从套接字读取大块 xml 数据并即时解析
我正在开发一个 android 客户端,它通过 TCP 套接字从我的 java 服务器读取连续的 xml 数据流。服务器发送“\n”字符作为连续响应之间的分隔符。下面给出的是一个模型实现。
<response1>
<datas>
<data>
.....
.....
</data>
<data>
.....
.....
</data>
........
........
</datas>
</response1>\n <--- \n acts as delimiter ---/>
<response2>
<datas>
<data>
.....
.....
</data>
<data>
.....
.....
</data>
........
........
</datas>
</response2>\n
我希望现在结构已经清楚了。该响应是从服务器 zlib 压缩传输的。因此,我必须首先膨胀从服务器读取的任何内容,使用分隔符和解析来分隔响应。 我正在使用 SAX 来解析我的 XML
现在我的主要问题是来自服务器的 xml 响应可能非常大(可能在 3 到 4 MB 的范围内)。因此,
- 要根据分隔符 (\n) 分隔响应,我必须使用 stringBuilder 在从套接字读取时存储响应块 在某些手机上 StringBuilder 无法将字符串存储在 兆字节范围。它给出了 OutOfMemory 异常,并且来自 像 this 这样的线程我知道保持大字符串(即使在 临时基础)不是一个好主意。

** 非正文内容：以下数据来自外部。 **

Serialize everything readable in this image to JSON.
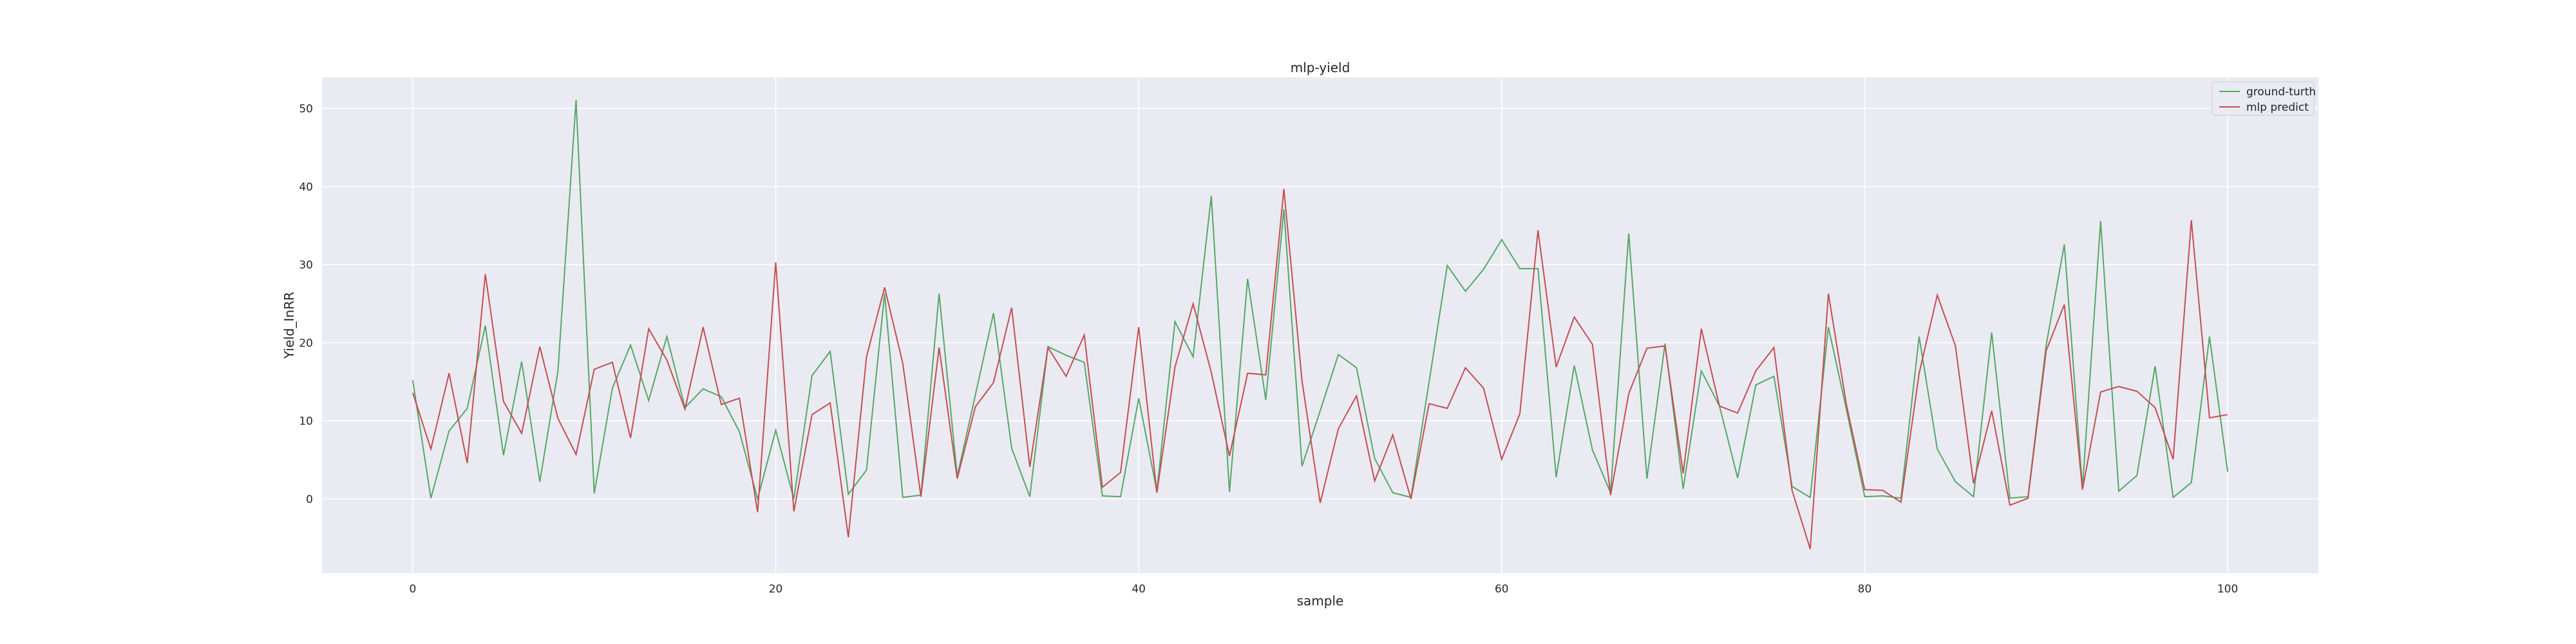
{
  "chart_data": {
    "type": "line",
    "title": "mlp-yield",
    "xlabel": "sample",
    "ylabel": "Yield_InRR",
    "xlim": [
      -5,
      105
    ],
    "ylim": [
      -9.5,
      54
    ],
    "x_ticks": [
      0,
      20,
      40,
      60,
      80,
      100
    ],
    "y_ticks": [
      0,
      10,
      20,
      30,
      40,
      50
    ],
    "grid": true,
    "background_color": "#eaeaf2",
    "legend_position": "top-right",
    "series": [
      {
        "name": "ground-turth",
        "color": "#55a868",
        "values": [
          15.2,
          0.1,
          8.7,
          11.6,
          22.2,
          5.6,
          17.6,
          2.2,
          16.4,
          51.1,
          0.7,
          14.2,
          19.7,
          12.6,
          20.8,
          11.7,
          14.1,
          13.1,
          8.6,
          0,
          8.8,
          0,
          15.8,
          18.9,
          0.6,
          3.7,
          26.3,
          0.2,
          0.5,
          26.3,
          2.9,
          13.3,
          23.8,
          6.5,
          0.3,
          19.5,
          18.4,
          17.5,
          0.4,
          0.3,
          12.9,
          1,
          22.7,
          18.2,
          38.8,
          0.9,
          28.2,
          12.7,
          37.1,
          4.2,
          11.3,
          18.5,
          16.8,
          5.2,
          0.8,
          0.2,
          15,
          29.9,
          26.6,
          29.4,
          33.2,
          29.5,
          29.5,
          2.8,
          17.1,
          6.3,
          0.8,
          34,
          2.6,
          19.9,
          1.3,
          16.4,
          11.9,
          2.7,
          14.6,
          15.7,
          1.6,
          0.2,
          22,
          11.4,
          0.3,
          0.4,
          0.1,
          20.8,
          6.4,
          2.2,
          0.3,
          21.3,
          0.1,
          0.3,
          19.7,
          32.6,
          1.4,
          35.6,
          1,
          3,
          17,
          0.2,
          2.1,
          20.8,
          3.5
        ]
      },
      {
        "name": "mlp predict",
        "color": "#c44e52",
        "values": [
          13.6,
          6.4,
          16.1,
          4.6,
          28.8,
          12.5,
          8.4,
          19.5,
          10.3,
          5.7,
          16.6,
          17.5,
          7.8,
          21.8,
          17.8,
          11.5,
          22,
          12.1,
          12.9,
          -1.7,
          30.3,
          -1.6,
          10.8,
          12.3,
          -4.9,
          18.2,
          27.1,
          17.4,
          0.3,
          19.4,
          2.6,
          11.8,
          14.9,
          24.5,
          4.1,
          19.4,
          15.7,
          21,
          1.5,
          3.4,
          22,
          0.8,
          16.9,
          25,
          16.2,
          5.5,
          16.1,
          15.9,
          39.7,
          15.1,
          -0.5,
          9,
          13.2,
          2.3,
          8.2,
          0,
          12.2,
          11.6,
          16.8,
          14.2,
          5.1,
          10.9,
          34.4,
          16.9,
          23.3,
          19.8,
          0.5,
          13.5,
          19.3,
          19.6,
          3.3,
          21.8,
          11.9,
          11,
          16.4,
          19.4,
          1.1,
          -6.4,
          26.3,
          12,
          1.2,
          1.1,
          -0.4,
          16.1,
          26.1,
          19.6,
          2,
          11.3,
          -0.8,
          0.1,
          19,
          24.9,
          1.2,
          13.7,
          14.4,
          13.8,
          11.7,
          5.1,
          35.7,
          10.4,
          10.8
        ]
      }
    ]
  }
}
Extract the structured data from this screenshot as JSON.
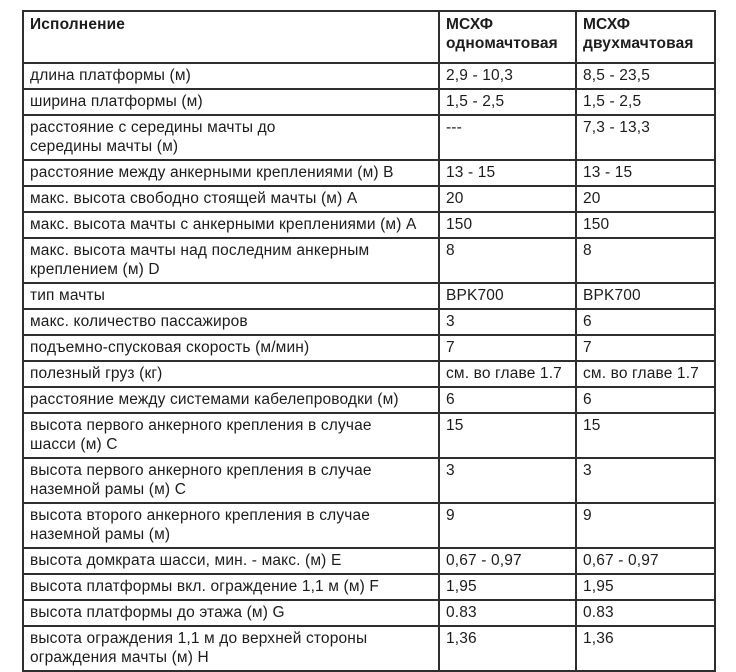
{
  "table": {
    "header": {
      "col1": "Исполнение",
      "col2": "МСХФ\nодномачтовая",
      "col3": "МСХФ\nдвухмачтовая"
    },
    "rows": [
      {
        "label": "длина платформы (м)",
        "single": "2,9 - 10,3",
        "twin": "8,5 - 23,5"
      },
      {
        "label": "ширина платформы (м)",
        "single": "1,5 - 2,5",
        "twin": "1,5 - 2,5"
      },
      {
        "label": "расстояние с середины мачты до\nсередины мачты (м)",
        "single": "---",
        "twin": "7,3 - 13,3"
      },
      {
        "label": "расстояние между анкерными креплениями (м) B",
        "single": "13 - 15",
        "twin": "13 - 15"
      },
      {
        "label": "макс. высота свободно стоящей мачты (м) A",
        "single": "20",
        "twin": "20"
      },
      {
        "label": "макс. высота мачты с анкерными креплениями (м) A",
        "single": "150",
        "twin": "150"
      },
      {
        "label": "макс. высота мачты над последним анкерным\nкреплением (м) D",
        "single": "8",
        "twin": "8"
      },
      {
        "label": "тип мачты",
        "single": "BPK700",
        "twin": "BPK700"
      },
      {
        "label": "макс. количество пассажиров",
        "single": "3",
        "twin": "6"
      },
      {
        "label": "подъемно-спусковая скорость (м/мин)",
        "single": "7",
        "twin": "7"
      },
      {
        "label": "полезный груз (кг)",
        "single": "см. во главе 1.7",
        "twin": "см. во главе 1.7"
      },
      {
        "label": "расстояние между системами кабелепроводки (м)",
        "single": "6",
        "twin": "6"
      },
      {
        "label": "высота первого анкерного крепления в случае\nшасси (м) C",
        "single": "15",
        "twin": "15"
      },
      {
        "label": "высота первого анкерного крепления в случае\nназемной рамы (м) C",
        "single": "3",
        "twin": "3"
      },
      {
        "label": "высота второго анкерного крепления в случае\nназемной рамы (м)",
        "single": "9",
        "twin": "9"
      },
      {
        "label": "высота домкрата шасси, мин. - макс. (м) E",
        "single": "0,67 - 0,97",
        "twin": "0,67 - 0,97"
      },
      {
        "label": "высота платформы вкл. ограждение 1,1 м (м) F",
        "single": "1,95",
        "twin": "1,95"
      },
      {
        "label": "высота платформы до этажа (м) G",
        "single": "0.83",
        "twin": "0.83"
      },
      {
        "label": "высота ограждения 1,1 м до верхней стороны\nограждения мачты (м) H",
        "single": "1,36",
        "twin": "1,36"
      }
    ]
  },
  "colors": {
    "text": "#1c1c1c",
    "border": "#2e2e2e",
    "background": "#ffffff"
  }
}
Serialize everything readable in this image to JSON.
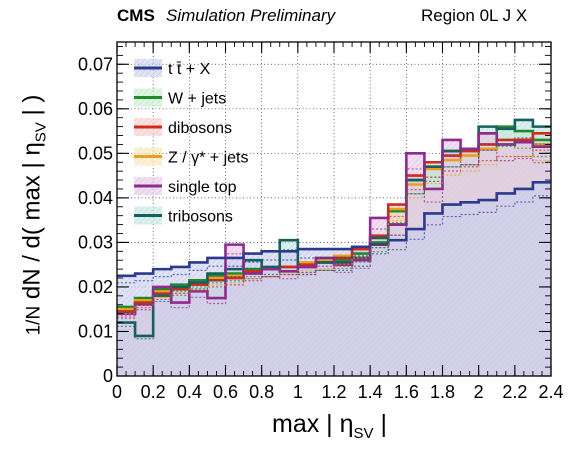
{
  "header": {
    "experiment": "CMS",
    "status": "Simulation Preliminary",
    "region": "Region 0L J X"
  },
  "chart_data": {
    "type": "step-histogram",
    "xlabel": "max | η_SV |",
    "ylabel": "1/N dN/d( max | η_SV | )",
    "xlim": [
      0,
      2.4
    ],
    "ylim": [
      0,
      0.075
    ],
    "grid": true,
    "legend_position": "top-left",
    "x_ticks": [
      "0",
      "0.2",
      "0.4",
      "0.6",
      "0.8",
      "1",
      "1.2",
      "1.4",
      "1.6",
      "1.8",
      "2",
      "2.2",
      "2.4"
    ],
    "y_ticks": [
      "0",
      "0.01",
      "0.02",
      "0.03",
      "0.04",
      "0.05",
      "0.06",
      "0.07"
    ],
    "bin_edges": [
      0,
      0.1,
      0.2,
      0.3,
      0.4,
      0.5,
      0.6,
      0.7,
      0.8,
      0.9,
      1.0,
      1.1,
      1.2,
      1.3,
      1.4,
      1.5,
      1.6,
      1.7,
      1.8,
      1.9,
      2.0,
      2.1,
      2.2,
      2.3,
      2.4
    ],
    "series": [
      {
        "name": "t t̄ + X",
        "color": "#2b3a8c",
        "fill": "#c9cdee",
        "values": [
          0.0225,
          0.023,
          0.024,
          0.0245,
          0.0255,
          0.0265,
          0.0265,
          0.0275,
          0.028,
          0.028,
          0.0285,
          0.0285,
          0.0285,
          0.029,
          0.0295,
          0.0305,
          0.033,
          0.0365,
          0.0385,
          0.039,
          0.0395,
          0.041,
          0.042,
          0.0435
        ]
      },
      {
        "name": "W + jets",
        "color": "#1e8a2e",
        "fill": "#c3ecc8",
        "values": [
          0.0155,
          0.0175,
          0.0195,
          0.0205,
          0.0215,
          0.0225,
          0.023,
          0.024,
          0.024,
          0.0245,
          0.025,
          0.0255,
          0.026,
          0.0275,
          0.03,
          0.037,
          0.044,
          0.048,
          0.0505,
          0.051,
          0.0545,
          0.056,
          0.055,
          0.053
        ]
      },
      {
        "name": "dibosons",
        "color": "#d12a1e",
        "fill": "#f4cbc7",
        "values": [
          0.0145,
          0.0165,
          0.0185,
          0.0195,
          0.0205,
          0.0215,
          0.022,
          0.0235,
          0.024,
          0.0245,
          0.025,
          0.0255,
          0.0265,
          0.0285,
          0.0315,
          0.0385,
          0.045,
          0.048,
          0.0495,
          0.0505,
          0.052,
          0.053,
          0.053,
          0.0545
        ]
      },
      {
        "name": "Z / γ* + jets",
        "color": "#e8a01e",
        "fill": "#f8e5b7",
        "values": [
          0.015,
          0.017,
          0.019,
          0.02,
          0.021,
          0.022,
          0.0225,
          0.0235,
          0.024,
          0.0245,
          0.0255,
          0.026,
          0.027,
          0.0285,
          0.031,
          0.0375,
          0.043,
          0.0465,
          0.0485,
          0.0495,
          0.051,
          0.052,
          0.053,
          0.052
        ]
      },
      {
        "name": "single top",
        "color": "#8e2b8e",
        "fill": "#e5c7e5",
        "values": [
          0.014,
          0.016,
          0.02,
          0.0165,
          0.019,
          0.0175,
          0.0295,
          0.023,
          0.024,
          0.0235,
          0.0245,
          0.0265,
          0.025,
          0.026,
          0.0355,
          0.034,
          0.05,
          0.042,
          0.053,
          0.051,
          0.0545,
          0.052,
          0.0525,
          0.0515
        ]
      },
      {
        "name": "tribosons",
        "color": "#15605c",
        "fill": "#c0e4e0",
        "values": [
          0.012,
          0.009,
          0.018,
          0.02,
          0.021,
          0.023,
          0.024,
          0.026,
          0.0245,
          0.0305,
          0.0245,
          0.0255,
          0.0255,
          0.0265,
          0.031,
          0.034,
          0.044,
          0.047,
          0.0505,
          0.051,
          0.056,
          0.0555,
          0.0575,
          0.056
        ]
      }
    ]
  }
}
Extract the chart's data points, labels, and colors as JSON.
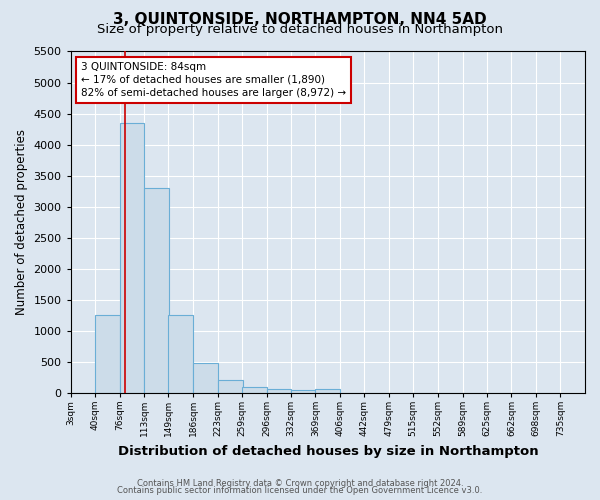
{
  "title": "3, QUINTONSIDE, NORTHAMPTON, NN4 5AD",
  "subtitle": "Size of property relative to detached houses in Northampton",
  "xlabel": "Distribution of detached houses by size in Northampton",
  "ylabel": "Number of detached properties",
  "footnote1": "Contains HM Land Registry data © Crown copyright and database right 2024.",
  "footnote2": "Contains public sector information licensed under the Open Government Licence v3.0.",
  "bin_labels": [
    "3sqm",
    "40sqm",
    "76sqm",
    "113sqm",
    "149sqm",
    "186sqm",
    "223sqm",
    "259sqm",
    "296sqm",
    "332sqm",
    "369sqm",
    "406sqm",
    "442sqm",
    "479sqm",
    "515sqm",
    "552sqm",
    "589sqm",
    "625sqm",
    "662sqm",
    "698sqm",
    "735sqm"
  ],
  "bin_edges": [
    3,
    40,
    76,
    113,
    149,
    186,
    223,
    259,
    296,
    332,
    369,
    406,
    442,
    479,
    515,
    552,
    589,
    625,
    662,
    698,
    735
  ],
  "bar_heights": [
    0,
    1250,
    4350,
    3300,
    1250,
    480,
    210,
    90,
    60,
    40,
    65,
    0,
    0,
    0,
    0,
    0,
    0,
    0,
    0,
    0
  ],
  "bar_color": "#ccdce9",
  "bar_edge_color": "#6aaed6",
  "property_size": 84,
  "property_line_color": "#cc0000",
  "annotation_line1": "3 QUINTONSIDE: 84sqm",
  "annotation_line2": "← 17% of detached houses are smaller (1,890)",
  "annotation_line3": "82% of semi-detached houses are larger (8,972) →",
  "annotation_box_color": "white",
  "annotation_box_edge_color": "#cc0000",
  "ylim": [
    0,
    5500
  ],
  "yticks": [
    0,
    500,
    1000,
    1500,
    2000,
    2500,
    3000,
    3500,
    4000,
    4500,
    5000,
    5500
  ],
  "background_color": "#dce6f0",
  "plot_bg_color": "#dce6f0",
  "grid_color": "white",
  "title_fontsize": 11,
  "subtitle_fontsize": 9.5,
  "xlabel_fontsize": 9.5,
  "ylabel_fontsize": 8.5
}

接下来我尝试传递 inflatorReadStream (它又获取数据 来自套接字输入流)作为SAX解析器的输入流(不带 自己费心去分离xml,依靠SAX的能力来查找 基于标签的文档结尾)。这次得到一个回应 解析成功,但随后找到 '\n' 分隔符 SAX 抛出 ExpatParserParseException 并在文档后说 垃圾 element .
- 捕获 ExpatParserParseException 后,我尝试阅读 再次,但抛出异常后 SAX 解析器关闭流,所以 当我尝试再次读取/解析时,它给出 IOException 说 输入流已关闭。
下面给出了我所做的代码片段(为了清楚起见,删除了所有不相关的 try catch 块)。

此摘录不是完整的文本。